Foul play was suspected from the first moments the disabled boy’s body was discovered in the ashes of an upstate New York home.
Jeffrey Franklin, a 16-year-old adopted child with special needs, did not perish in an early-morning blaze that appeared to have started in the wood stove that heated the house in the town of Guilford, about an hour and half southeast of Syracuse, investigators said.
“Early on, almost immediately at the scene that night, some red flags went up,” Chenango County Sheriff Ernest Cutting Jr. said Saturday. “We chose to kind of keep it close to the vest.”
Jeffrey’s adopted parents were indicted on second-degree murder and arson charges Friday — weeks after the March 1 fire that authorities allege they started to cover up the killing.
Ernest Franklin II, 35, and wife Heather, 33, are also accused of tampering with physical evidence but could face additional charges, according to Cutting.
Attorneys for Franklin and his wife did not return calls seeking comment.

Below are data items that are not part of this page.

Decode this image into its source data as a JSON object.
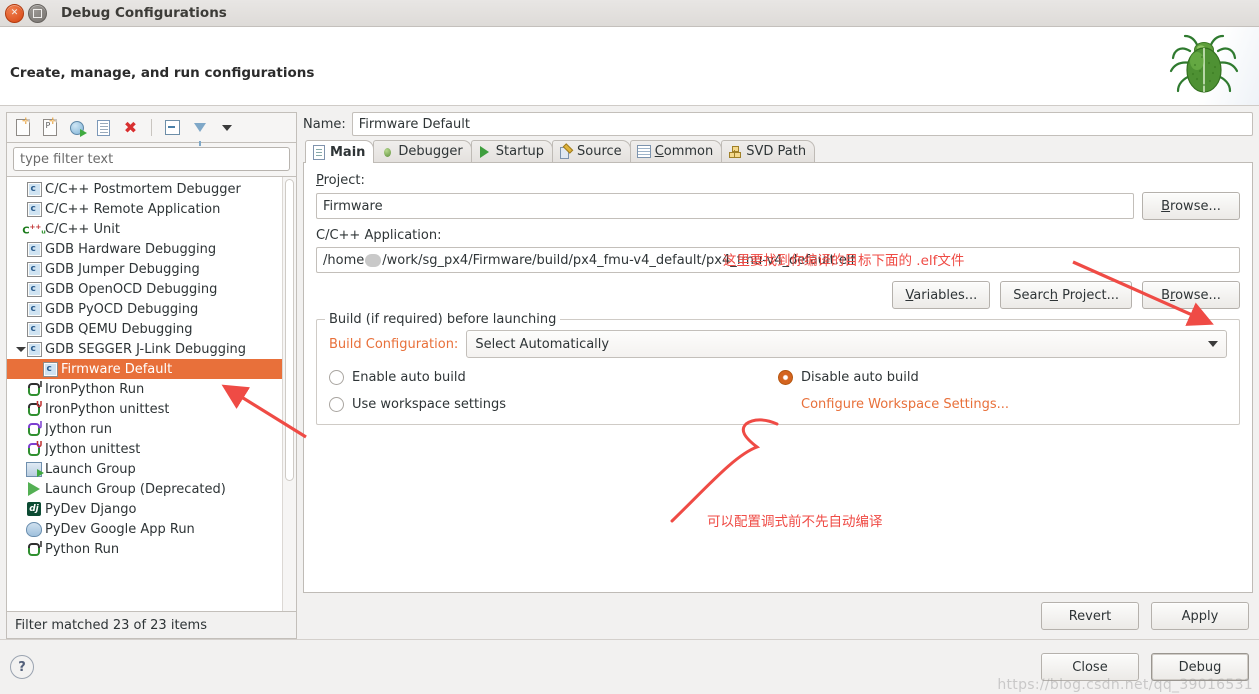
{
  "window": {
    "title": "Debug Configurations",
    "close_icon": "close-icon",
    "maximize_icon": "maximize-icon"
  },
  "header": {
    "title": "Create, manage, and run configurations",
    "decoration_icon": "bug-icon"
  },
  "left_panel": {
    "toolbar": [
      {
        "name": "new-configuration-icon",
        "label": "New launch configuration"
      },
      {
        "name": "new-prototype-icon",
        "label": "New prototype"
      },
      {
        "name": "export-icon",
        "label": "Export"
      },
      {
        "name": "duplicate-icon",
        "label": "Duplicate"
      },
      {
        "name": "delete-icon",
        "label": "Delete"
      },
      {
        "name": "collapse-all-icon",
        "label": "Collapse All"
      },
      {
        "name": "filter-icon",
        "label": "Filter"
      },
      {
        "name": "view-menu-icon",
        "label": "View Menu"
      }
    ],
    "filter": {
      "placeholder": "type filter text",
      "value": ""
    },
    "tree": [
      {
        "label": "C/C++ Postmortem Debugger",
        "icon": "c-launch-icon",
        "indent": 0,
        "twisty": "none",
        "selected": false
      },
      {
        "label": "C/C++ Remote Application",
        "icon": "c-launch-icon",
        "indent": 0,
        "twisty": "none",
        "selected": false
      },
      {
        "label": "C/C++ Unit",
        "icon": "cpp-unit-icon",
        "indent": 0,
        "twisty": "none",
        "selected": false
      },
      {
        "label": "GDB Hardware Debugging",
        "icon": "c-launch-icon",
        "indent": 0,
        "twisty": "none",
        "selected": false
      },
      {
        "label": "GDB Jumper Debugging",
        "icon": "c-launch-icon",
        "indent": 0,
        "twisty": "none",
        "selected": false
      },
      {
        "label": "GDB OpenOCD Debugging",
        "icon": "c-launch-icon",
        "indent": 0,
        "twisty": "none",
        "selected": false
      },
      {
        "label": "GDB PyOCD Debugging",
        "icon": "c-launch-icon",
        "indent": 0,
        "twisty": "none",
        "selected": false
      },
      {
        "label": "GDB QEMU Debugging",
        "icon": "c-launch-icon",
        "indent": 0,
        "twisty": "none",
        "selected": false
      },
      {
        "label": "GDB SEGGER J-Link Debugging",
        "icon": "c-launch-icon",
        "indent": 0,
        "twisty": "expanded",
        "selected": false
      },
      {
        "label": "Firmware Default",
        "icon": "c-launch-icon",
        "indent": 1,
        "twisty": "none",
        "selected": true
      },
      {
        "label": "IronPython Run",
        "icon": "python-run-icon",
        "indent": 0,
        "twisty": "none",
        "selected": false
      },
      {
        "label": "IronPython unittest",
        "icon": "python-unittest-icon",
        "indent": 0,
        "twisty": "none",
        "selected": false
      },
      {
        "label": "Jython run",
        "icon": "jython-run-icon",
        "indent": 0,
        "twisty": "none",
        "selected": false
      },
      {
        "label": "Jython unittest",
        "icon": "jython-unittest-icon",
        "indent": 0,
        "twisty": "none",
        "selected": false
      },
      {
        "label": "Launch Group",
        "icon": "launch-group-icon",
        "indent": 0,
        "twisty": "none",
        "selected": false
      },
      {
        "label": "Launch Group (Deprecated)",
        "icon": "play-icon",
        "indent": 0,
        "twisty": "none",
        "selected": false
      },
      {
        "label": "PyDev Django",
        "icon": "django-icon",
        "indent": 0,
        "twisty": "none",
        "selected": false
      },
      {
        "label": "PyDev Google App Run",
        "icon": "google-app-icon",
        "indent": 0,
        "twisty": "none",
        "selected": false
      },
      {
        "label": "Python Run",
        "icon": "python-run-icon",
        "indent": 0,
        "twisty": "none",
        "selected": false
      }
    ],
    "status": "Filter matched 23 of 23 items"
  },
  "right_panel": {
    "name_label": "Name:",
    "name_value": "Firmware Default",
    "tabs": [
      {
        "label": "Main",
        "icon": "document-icon",
        "active": true
      },
      {
        "label": "Debugger",
        "icon": "bug-icon",
        "active": false
      },
      {
        "label": "Startup",
        "icon": "play-icon",
        "active": false
      },
      {
        "label": "Source",
        "icon": "source-edit-icon",
        "active": false
      },
      {
        "label": "Common",
        "icon": "table-icon",
        "active": false
      },
      {
        "label": "SVD Path",
        "icon": "hierarchy-icon",
        "active": false
      }
    ],
    "main_tab": {
      "project_label": "Project:",
      "project_value": "Firmware",
      "project_browse": "Browse...",
      "application_label": "C/C++ Application:",
      "application_value_prefix": "/home",
      "application_value_suffix": "/work/sg_px4/Firmware/build/px4_fmu-v4_default/px4_fmu-v4_default.elf",
      "application_buttons": [
        "Variables...",
        "Search Project...",
        "Browse..."
      ],
      "build_group_legend": "Build (if required) before launching",
      "build_configuration_label": "Build Configuration:",
      "build_configuration_value": "Select Automatically",
      "radios": [
        {
          "label": "Enable auto build",
          "selected": false
        },
        {
          "label": "Disable auto build",
          "selected": true
        },
        {
          "label": "Use workspace settings",
          "selected": false
        }
      ],
      "configure_link": "Configure Workspace Settings..."
    },
    "revert_label": "Revert",
    "apply_label": "Apply"
  },
  "footer": {
    "help_icon": "help-icon",
    "close_label": "Close",
    "debug_label": "Debug",
    "watermark": "https://blog.csdn.net/qq_39016531"
  },
  "annotations": [
    {
      "id": "elf-note",
      "text": "这里要找到你编译的目标下面的 .elf文件",
      "color": "#ef4b45"
    },
    {
      "id": "autobuild-note",
      "text": "可以配置调式前不先自动编译",
      "color": "#ef4b45"
    }
  ],
  "colors": {
    "selection": "#e8703a",
    "accent_orange": "#e8703a",
    "annotation_red": "#ef4b45",
    "window_bg": "#f2f1f0"
  }
}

Authorities have not said how or when Jeffrey was killed in a case that has stunned the rural south central New York town of about 2,900 residents.
‘Totally reliant on his parents’
“It’s shocking,” Cutting said. “Jeffrey was a handicapped person who was totally reliant on his parents. You would hope in your mind that they would be there for the right reasons and try to take care of this boy. Unfortunately, his life ended brutally.”
The couple adopted Jeffrey six or seven years ago, according to Cutting. Franklin had served in the military; his wife stayed home to care for their adopted son.
“Jeffrey was developmentally challenged,” Cutting said. “He was also physically handicapped — pretty much in a wheelchair.”
Heather Franklin is 28 weeks pregnant, the sheriff said.
Investigators were looking into the possibility that Jeffrey may have been physically abused in the past. The Franklins, who were arrested earlier this week, are being held without bail.
Shortly after the fire, a neighbor of the Franklins, Dominick Gildersleeve, created a GoFundMe page to help the couple. The page raised more than $11,000, according to Cutting.
The page has since been taken down and a GoFundMe statement said donors will be refunded their money.
“I have been absolutely, horrifically betrayed,” Gildersleeve told CNN Saturday about the couple and the charges against them.
He said that at least two donors gave $1,000 apiece.
“For working class people, that’s not small money,” he said.
Gildersleeve, who said he’s lived across the street from Ernest Franklin since 2009, told CNN he could not comment on the specifics of the case because he expects to be called to testify at trial.
“I have to walk by the ruins (of the house) every day,” he said, explaining that he has helped to keep up the Franklins’ property and care for their farm animals since the fire.
“It wears on you, especially knowing their son died,” he said. “But I thought I was helping my friends.”
‘Feeling lost without JR’
Sunday morning — days before her arrest — Heather Franklin wrote of her late son on Facebook: “I am still feeling lost without JR to take care of.”
The post said the couple was staying with friends, had found a new home and had set up a gift registry to replace items lost in the fire.
“Many people have asked us what kind of things we need,” she wrote. “We have came up with a list of needs, and, or wants.”
Cutting said the probe of the fire — reported at 1:15 a.m. — became a homicide investigation shortly after Jeffrey’s body was found. He would not elaborate. One of the parents was home at the time.
The Franklins were mostly cooperative until they were recently called in for an interview with investigators, Cutting said.
“They would talk to us initially and it got to the point that he asked for an attorney and the questioning stopped,” the sheriff said. “She talked for a while and … it then became obvious that she wasn’t to cooperate either.”